When he looks back on that low period, he thanks the staff of Vendsyssel, of Denmark’s second tier, for their support, particularly his head coach there, Henrik Pedersen. “I thought I needed to stop, I was emotional. But it taught me how to appreciate every single moment of life, and changed me as a person.”

And as a player, judging on how Abou Ali has developed as a striker in the past two years. After his rehabilitation and return to league action with Vendsyssel, Abou Ali soared. He finished the regular 2022/23 season scoring at a rate of a goal every two games. It meant Sirius, a club with a strong reputation for their expert talent-spotting, upped an interest they had held in him for some time, and they offered top-flight football.

He joined them mid-season, the club precariously positioned in Sweden’s Allsvenskan table. His impact would be instant. As at Al Ahly, there would be a goal on his first outing in new colours. And a dedicated song in Abou Ali’s honour composed and belted out by fans of Sirius by the end of his debut.

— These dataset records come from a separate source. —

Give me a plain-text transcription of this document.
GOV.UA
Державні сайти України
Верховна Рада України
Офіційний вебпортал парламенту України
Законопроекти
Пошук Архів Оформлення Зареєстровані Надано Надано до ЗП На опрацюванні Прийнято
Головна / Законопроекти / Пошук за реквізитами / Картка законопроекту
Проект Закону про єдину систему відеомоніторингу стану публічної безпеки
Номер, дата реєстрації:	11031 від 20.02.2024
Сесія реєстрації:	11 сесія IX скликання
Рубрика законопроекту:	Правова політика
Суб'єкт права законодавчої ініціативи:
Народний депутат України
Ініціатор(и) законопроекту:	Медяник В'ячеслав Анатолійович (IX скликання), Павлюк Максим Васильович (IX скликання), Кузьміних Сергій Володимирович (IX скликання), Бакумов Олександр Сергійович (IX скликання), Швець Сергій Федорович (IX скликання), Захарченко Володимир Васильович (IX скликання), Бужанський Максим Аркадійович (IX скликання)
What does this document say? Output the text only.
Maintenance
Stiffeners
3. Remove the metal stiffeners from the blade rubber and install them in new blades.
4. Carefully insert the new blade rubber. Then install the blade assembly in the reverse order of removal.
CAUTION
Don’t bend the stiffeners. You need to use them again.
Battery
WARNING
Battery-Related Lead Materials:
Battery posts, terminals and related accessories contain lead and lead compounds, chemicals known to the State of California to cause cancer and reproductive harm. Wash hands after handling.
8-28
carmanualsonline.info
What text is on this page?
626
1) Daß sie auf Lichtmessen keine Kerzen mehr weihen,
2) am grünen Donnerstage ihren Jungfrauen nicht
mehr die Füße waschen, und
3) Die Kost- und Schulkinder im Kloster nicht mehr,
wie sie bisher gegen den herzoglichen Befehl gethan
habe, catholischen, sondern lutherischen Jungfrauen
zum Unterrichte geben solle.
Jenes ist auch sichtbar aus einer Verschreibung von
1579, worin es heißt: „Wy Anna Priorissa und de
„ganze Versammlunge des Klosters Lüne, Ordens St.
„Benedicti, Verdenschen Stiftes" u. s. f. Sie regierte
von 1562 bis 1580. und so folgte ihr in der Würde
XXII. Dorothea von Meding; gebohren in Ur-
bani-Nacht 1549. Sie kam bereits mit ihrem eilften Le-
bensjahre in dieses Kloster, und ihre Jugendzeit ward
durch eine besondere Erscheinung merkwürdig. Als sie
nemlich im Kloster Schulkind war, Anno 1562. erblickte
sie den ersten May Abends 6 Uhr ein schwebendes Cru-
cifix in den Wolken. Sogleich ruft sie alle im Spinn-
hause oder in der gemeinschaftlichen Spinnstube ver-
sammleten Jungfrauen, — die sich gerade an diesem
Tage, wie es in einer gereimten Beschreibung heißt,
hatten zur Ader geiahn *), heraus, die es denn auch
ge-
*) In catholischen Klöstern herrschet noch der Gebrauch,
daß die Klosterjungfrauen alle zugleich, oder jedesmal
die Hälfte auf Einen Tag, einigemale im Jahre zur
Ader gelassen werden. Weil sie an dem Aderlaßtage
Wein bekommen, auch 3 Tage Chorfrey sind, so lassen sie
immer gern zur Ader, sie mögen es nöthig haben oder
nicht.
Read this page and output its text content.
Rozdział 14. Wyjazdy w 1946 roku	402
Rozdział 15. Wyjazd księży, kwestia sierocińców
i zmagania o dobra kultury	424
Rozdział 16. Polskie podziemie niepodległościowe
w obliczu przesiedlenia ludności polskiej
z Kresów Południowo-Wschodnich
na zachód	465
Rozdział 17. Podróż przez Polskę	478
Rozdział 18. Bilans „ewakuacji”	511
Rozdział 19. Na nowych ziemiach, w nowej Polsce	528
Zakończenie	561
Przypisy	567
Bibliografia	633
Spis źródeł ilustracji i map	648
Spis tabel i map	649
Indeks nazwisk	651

He would hear it often. In 16 matches for Sirius, he scored 10 goals, guiding his new club to comfortable survival in their division and forming an effective partnership with Matthews, the South African on Sirius’s left-wing. Their time as teammates would turn out to be short, half a season, but the friendship looks a lasting one. “A special bond,” Abou Ali says of Matthews, now a rival for Africa’s biggest club prize.

When Sirius accepted Al Ahly’s offer for Abou Ali, they set a new club record for a single transfer fee received. The buyers were convinced his pace, his assured finishing, a growing effectiveness meeting high crosses and his industry off the ball will be long-term assets. And he will be flying the flag of Palestine at the best supported club across the Mena region.